Fiction

Connectivity Problems

She looked at me over her phone. Her squinting eyes were green hard candy, crushing me from beneath her furrowed eyebrows. The sounds of a car chase streaming into the living room had vanished, leaving us alone together, a yellow exclamation mark frowning at the living room.

We had lost network connection.

I stood and she watched me leave. In the computer room, I rebooted the router and the modem, that sacred and mystical dance to appease the technological gods. I returned to the silence of the living room. The yellow exclamation mark still glowered over the carpet. She didn’t look up.

I spent the next hour and a half on the line with customer service. The rep was all the way in the Philippines but I learned we were both Catholic. I told her about my day at work. She told me about her three children and how she loved dark chocolate. She could not fix my internet. We said goodbye, and I plodded back into the living room to find the TV black. She was in the kitchen, eyeing me between the cabinets. No amount of plugging and unplugging or red-button-mashing could resurrect the television set.

I heard the microwave slam. Open. Slam again. In the kitchen, she stepped aside for me to examine it. There was no light on the inside, no numbers on the screen. Add 30 seconds bought me no time. Behind me, I could feel the warmth of her phone, burning through its data plan from where she stood on the opposite end of the kitchen.

That night, we awoke in sweat. The air conditioner was non-responsive. I cleaned the drain pipe and flipped fuses and coaxed it and begged it. In the kitchen again, she stood in the open door of the freezer. For an instant, I saw her beauty, lit by a frosty incandescence, a sideways heaven-sent-beam of light, her glistening skin bathing in writhing icy smoke, her lips parted as though to speak to me, but in that moment of near connection, her eyes opened and saw me. And knew. Knew that the air conditioner and the microwave and the TV and the internet were beyond my repair, a trail of broken promises. And in that moment, the same instant my shoulders slumped, the light that cast on her died. The fridge gargled and sputtered, but I could not speak its language, though I tried into the night, a doomed counseling session. In the bedroom, alone, she slept.

By morning, the electricity was out. No point in trying to fix the fridge. The AC guy, Trevor, the gregarious father of two who liked cheap import beers and smiled wide before he cut a joke, shook my hand and wished me best. He said he’d be back (actually he said, “I’ll visit you again”) when the power was back on. I waved goodbye and there, in the door of the open garage, she stood, waving her phone.

Dead.

Inside, the laptop was giving her problems as well. She handed it to me like a misbehaving infant, passing the responsibility with arms straight, elbows locked, lips sealed.

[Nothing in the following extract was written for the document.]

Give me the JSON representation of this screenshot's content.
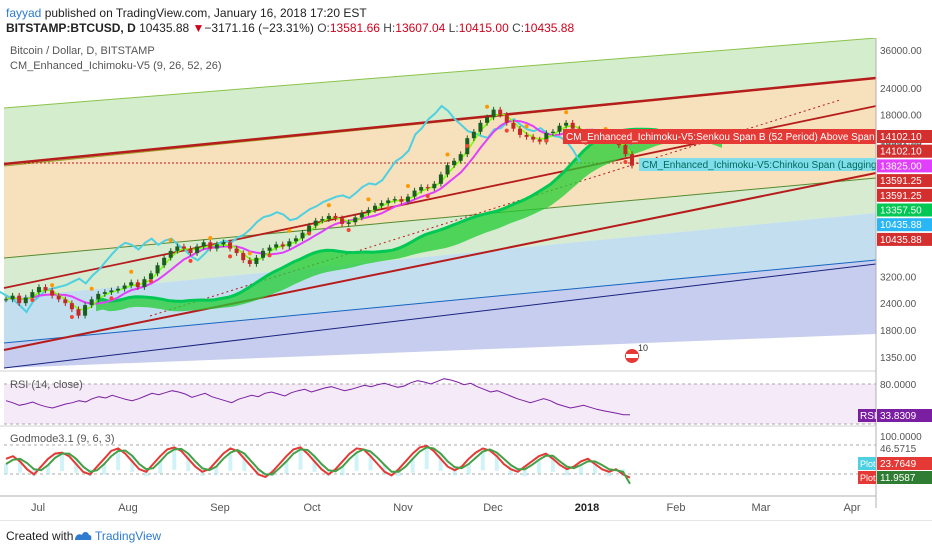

The power company customer service representative was as nice a lady as you could hope to get and she knew her job well, all business nearly; she laughed at my jokes and appreciated my patience, though maybe they have to say that. There were no explanations. The bill was paid. Someone would come to fix it, but not today. Shortly after I thanked her and wished her well and her to me, my phone ran out of battery.

I trudged through the house, dragged my feet on the carpets. The clocks had stopped working, my watch, an anniversary gift, now a shackle. I could hear my heart beating out a plea in the absence of the appliance-hum, the picture-covered walls echoing nothing from the house’s occupants.

That evening found us in the backyard around a campfire. The birds chattered in the trees above us. Crickets sang. The hotdogs hissed and whispered on their spits. The fire laughed and cackled. The stars said peek-a-boo. And we two sat, with all the heat of the talking world between us, and she said nothing.